Speaking of travels, we’re turning our clocks back this weekend and ending Daylight Savings Time for about 4 months. I was thinking about how many times I’ve switched time zones this year. Some people have a problem when we change our clocks adjusting to the change– well for me its just another day at the office. If I was like that I’d never survive. Here are my time changes this year:

January: drove to Muskegon – (CST – EST) and back home 2 days later (EST – CST)

March: changed my clock at home from CST to CDT

May: drove to Detroit (CDT – EDT) and back home 2 days later (EDT – CDT)

June: flew to Myrtle Beach (CDT – EDT) and back 6 days later (EDT – CDT)

July: flew to Rhode Island (CDT – EDT) and back 6 days later (EDT – CDT)

August: flew to Colorado (CDT – MDT) and back 5 days later (MDT – CDT)

September: drove to Upper Michigan (campsite was EDT the rest was CDT) and back 3 days later (EDT – CDT). We didnt observe the time change so not counting this one. But my phone was going back and forth.

October: flew to Las Vegas (CDT – PDT) and back 2 days later (PDT – CDT) a 2-hour difference this time.

November: changing my clock at home from CDT to CST.

December: going to Antarctica through South America which is a 2 hour time change, and their time zone is UTC, and back 12 days later.

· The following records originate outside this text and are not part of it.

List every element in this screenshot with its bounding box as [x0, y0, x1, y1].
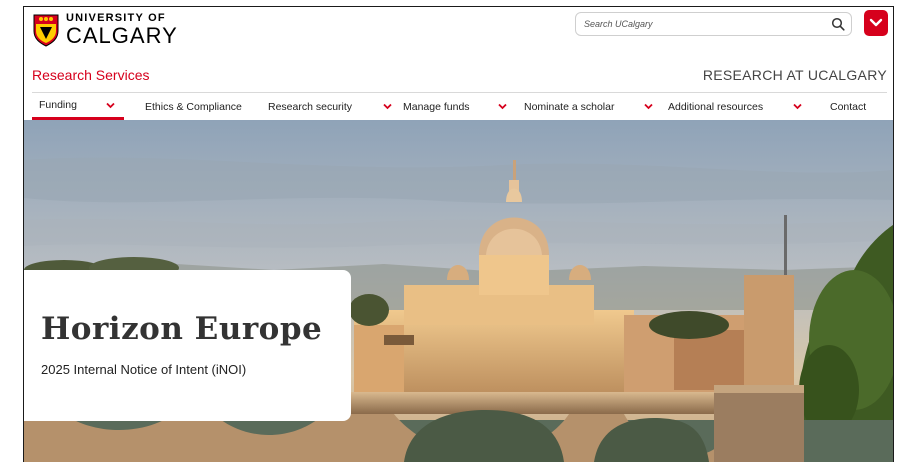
university-shield-icon: [33, 14, 59, 47]
search-box: [575, 12, 852, 36]
nav-item-label: Ethics & Compliance: [145, 100, 242, 113]
search-icon[interactable]: [831, 17, 845, 31]
chevron-down-icon: [106, 102, 115, 108]
nav-item-ethics-compliance[interactable]: Ethics & Compliance: [145, 93, 242, 120]
university-logo[interactable]: UNIVERSITY OF CALGARY: [32, 13, 178, 47]
main-nav: Funding Ethics & Compliance Research sec…: [32, 93, 887, 120]
logo-line-2: CALGARY: [66, 23, 178, 48]
nav-item-label: Contact: [830, 100, 867, 113]
hero-subtitle: 2025 Internal Notice of Intent (iNOI): [41, 362, 247, 377]
menu-toggle-button[interactable]: [864, 10, 888, 36]
nav-item-nominate-a-scholar[interactable]: Nominate a scholar: [524, 93, 654, 120]
nav-item-manage-funds[interactable]: Manage funds: [403, 93, 507, 120]
nav-item-additional-resources[interactable]: Additional resources: [668, 93, 802, 120]
search-input[interactable]: [584, 16, 814, 32]
hero-banner: Horizon Europe 2025 Internal Notice of I…: [24, 120, 893, 462]
nav-item-research-security[interactable]: Research security: [268, 93, 392, 120]
nav-item-label: Additional resources: [668, 100, 764, 113]
nav-item-funding[interactable]: Funding: [32, 93, 124, 120]
chevron-down-icon: [383, 103, 392, 110]
hero-card: Horizon Europe 2025 Internal Notice of I…: [24, 270, 351, 421]
chevron-down-icon: [869, 18, 883, 27]
nav-item-label: Research security: [268, 100, 353, 113]
research-at-ucalgary-link[interactable]: RESEARCH AT UCALGARY: [703, 67, 887, 83]
page-frame: UNIVERSITY OF CALGARY Research Services …: [23, 6, 894, 462]
site-title[interactable]: Research Services: [32, 67, 150, 83]
chevron-down-icon: [644, 103, 654, 110]
nav-item-label: Manage funds: [403, 100, 470, 113]
nav-item-label: Nominate a scholar: [524, 100, 615, 113]
nav-item-contact[interactable]: Contact: [830, 93, 866, 120]
chevron-down-icon: [497, 103, 507, 110]
chevron-down-icon: [793, 103, 802, 110]
nav-item-label: Funding: [39, 99, 77, 111]
hero-title: Horizon Europe: [41, 311, 323, 347]
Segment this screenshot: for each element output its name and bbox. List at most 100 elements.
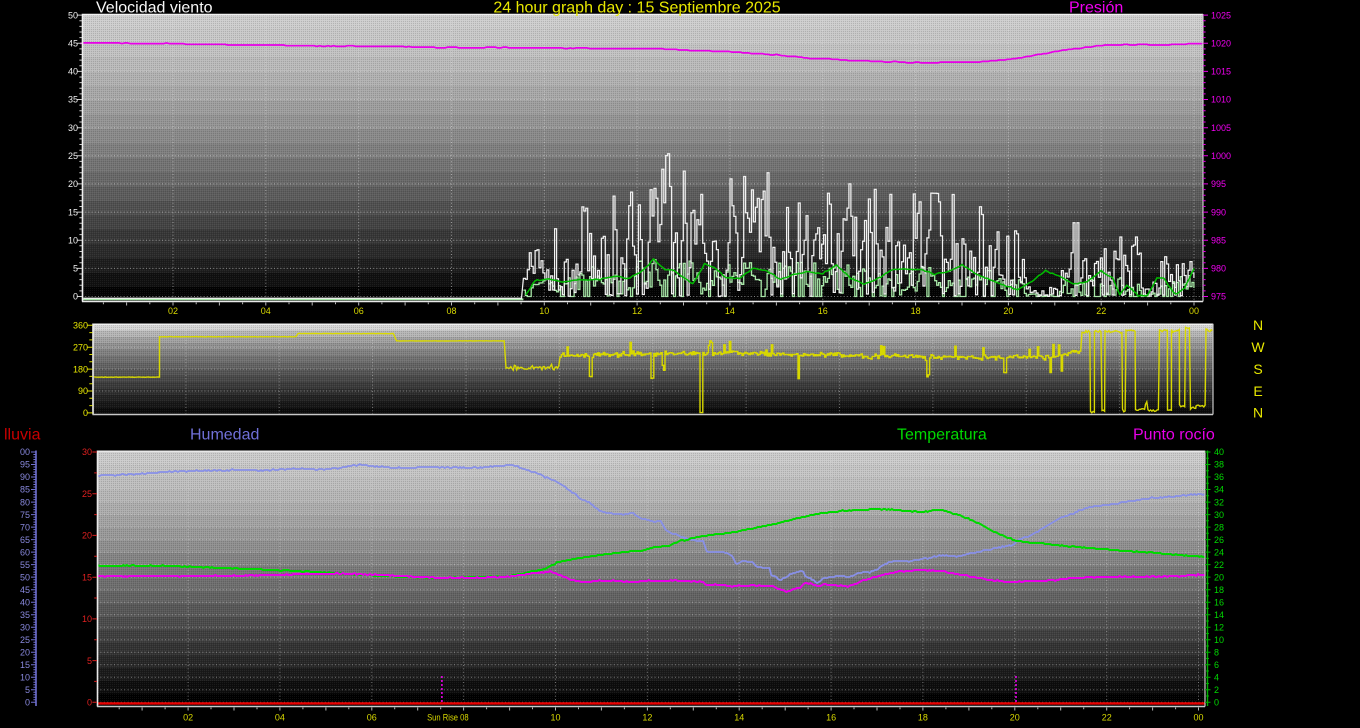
svg-text:12: 12	[1214, 622, 1224, 632]
svg-text:5: 5	[25, 685, 30, 695]
svg-text:18: 18	[1214, 585, 1224, 595]
svg-text:980: 980	[1211, 264, 1226, 274]
svg-text:00: 00	[20, 447, 30, 457]
svg-text:E: E	[1253, 383, 1262, 399]
svg-text:10: 10	[550, 713, 560, 723]
svg-text:06: 06	[354, 306, 364, 316]
svg-text:35: 35	[68, 95, 78, 105]
svg-text:16: 16	[826, 713, 836, 723]
svg-text:70: 70	[20, 522, 30, 532]
svg-text:lluvia: lluvia	[4, 427, 41, 444]
svg-text:00: 00	[1193, 713, 1203, 723]
svg-text:975: 975	[1211, 292, 1226, 302]
svg-text:16: 16	[1214, 597, 1224, 607]
svg-text:995: 995	[1211, 179, 1226, 189]
svg-text:04: 04	[261, 306, 271, 316]
svg-text:20: 20	[1003, 306, 1013, 316]
svg-text:20: 20	[1010, 713, 1020, 723]
svg-text:1005: 1005	[1211, 123, 1231, 133]
svg-text:45: 45	[68, 38, 78, 48]
svg-text:40: 40	[20, 597, 30, 607]
svg-text:0: 0	[25, 698, 30, 708]
svg-text:95: 95	[20, 460, 30, 470]
svg-text:18: 18	[911, 306, 921, 316]
svg-text:Velocidad viento: Velocidad viento	[96, 0, 213, 17]
svg-text:0: 0	[73, 292, 78, 302]
svg-text:15: 15	[20, 660, 30, 670]
svg-text:90: 90	[78, 386, 88, 396]
svg-text:35: 35	[20, 610, 30, 620]
svg-text:50: 50	[68, 10, 78, 20]
svg-text:14: 14	[734, 713, 744, 723]
svg-text:08: 08	[446, 306, 456, 316]
svg-text:20: 20	[20, 647, 30, 657]
svg-text:4: 4	[1214, 673, 1219, 683]
svg-text:1025: 1025	[1211, 10, 1231, 20]
svg-text:02: 02	[183, 713, 193, 723]
svg-text:12: 12	[632, 306, 642, 316]
svg-text:12: 12	[642, 713, 652, 723]
svg-text:30: 30	[1214, 510, 1224, 520]
svg-text:30: 30	[68, 123, 78, 133]
svg-text:80: 80	[20, 497, 30, 507]
svg-text:15: 15	[82, 572, 92, 582]
svg-text:25: 25	[68, 151, 78, 161]
svg-text:Humedad: Humedad	[190, 427, 259, 444]
svg-text:10: 10	[20, 673, 30, 683]
svg-text:22: 22	[1214, 560, 1224, 570]
svg-text:W: W	[1251, 339, 1265, 355]
svg-text:50: 50	[20, 572, 30, 582]
svg-text:40: 40	[68, 67, 78, 77]
svg-text:04: 04	[275, 713, 285, 723]
svg-text:Sun Rise 08: Sun Rise 08	[427, 713, 469, 723]
svg-text:N: N	[1253, 405, 1263, 421]
svg-text:1000: 1000	[1211, 151, 1231, 161]
svg-text:85: 85	[20, 485, 30, 495]
svg-text:22: 22	[1096, 306, 1106, 316]
svg-text:1020: 1020	[1211, 38, 1231, 48]
svg-text:24 hour graph day : 15 Septiem: 24 hour graph day : 15 Septiembre 2025	[493, 0, 780, 17]
svg-text:55: 55	[20, 560, 30, 570]
svg-text:34: 34	[1214, 485, 1224, 495]
svg-text:0: 0	[83, 408, 88, 418]
svg-text:26: 26	[1214, 535, 1224, 545]
svg-text:1015: 1015	[1211, 67, 1231, 77]
svg-text:6: 6	[1214, 660, 1219, 670]
svg-text:02: 02	[168, 306, 178, 316]
svg-text:10: 10	[1214, 635, 1224, 645]
svg-text:14: 14	[1214, 610, 1224, 620]
svg-text:75: 75	[20, 510, 30, 520]
svg-text:18: 18	[918, 713, 928, 723]
svg-text:5: 5	[73, 264, 78, 274]
svg-text:14: 14	[725, 306, 735, 316]
svg-text:5: 5	[87, 656, 92, 666]
svg-text:40: 40	[1214, 447, 1224, 457]
svg-text:60: 60	[20, 547, 30, 557]
svg-text:28: 28	[1214, 522, 1224, 532]
svg-text:270: 270	[73, 342, 88, 352]
svg-text:S: S	[1253, 361, 1262, 377]
svg-text:Presión: Presión	[1069, 0, 1123, 17]
svg-text:22: 22	[1102, 713, 1112, 723]
svg-text:10: 10	[82, 614, 92, 624]
svg-text:8: 8	[1214, 647, 1219, 657]
svg-text:990: 990	[1211, 207, 1226, 217]
svg-text:20: 20	[82, 531, 92, 541]
svg-text:25: 25	[82, 489, 92, 499]
svg-text:25: 25	[20, 635, 30, 645]
svg-text:0: 0	[87, 698, 92, 708]
svg-text:2: 2	[1214, 685, 1219, 695]
svg-text:90: 90	[20, 472, 30, 482]
svg-text:45: 45	[20, 585, 30, 595]
svg-text:10: 10	[68, 235, 78, 245]
svg-text:30: 30	[20, 622, 30, 632]
svg-text:06: 06	[367, 713, 377, 723]
svg-text:36: 36	[1214, 472, 1224, 482]
svg-text:Temperatura: Temperatura	[897, 427, 987, 444]
svg-text:00: 00	[1189, 306, 1199, 316]
svg-text:24: 24	[1214, 547, 1224, 557]
svg-text:985: 985	[1211, 235, 1226, 245]
svg-text:38: 38	[1214, 460, 1224, 470]
svg-text:10: 10	[539, 306, 549, 316]
svg-text:16: 16	[818, 306, 828, 316]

I believe we will use the same time zone in the South Pole as Argentina.

So my total is 16 times changing my clock or watch, not counting the UP trip of course, which would make it 18. What Im saying is my watch gets more exercise then a member of Couch Potatos Anonymous.

Time for a song:

October 8, 2021

I also shrunk

I never heard of someone describe a 3rd place finish as ‘second-best of non-winners’ until now. In other words, I hate my life because Im not the best. Or 2nd best for that matter.

Tevin and Kianna are chatting in the hallway on Monday, and he’s all set to give her a high five for her great weekend activities, and she stops his freak hand cold. Again the plot doesnt really move, as she repeats what we already know– she’s competitive. Really, all the athletes are at a varsity high school level. The gymnastics team Im sure spends a lot of time practicing, and if they dont want to do it bad enough, they wont get that far to make the team. Volleyball, same deal. And it gets even more so in college and, heaven forbid, national team level, where the Olympians are made. Ol Kianna looks like one of those who will only be satisfied with being the best, and that can lead to a lot of heartbreak when, odds are, she wont be.

But she can at least say- Thanks for the compliment, and move on. Nope.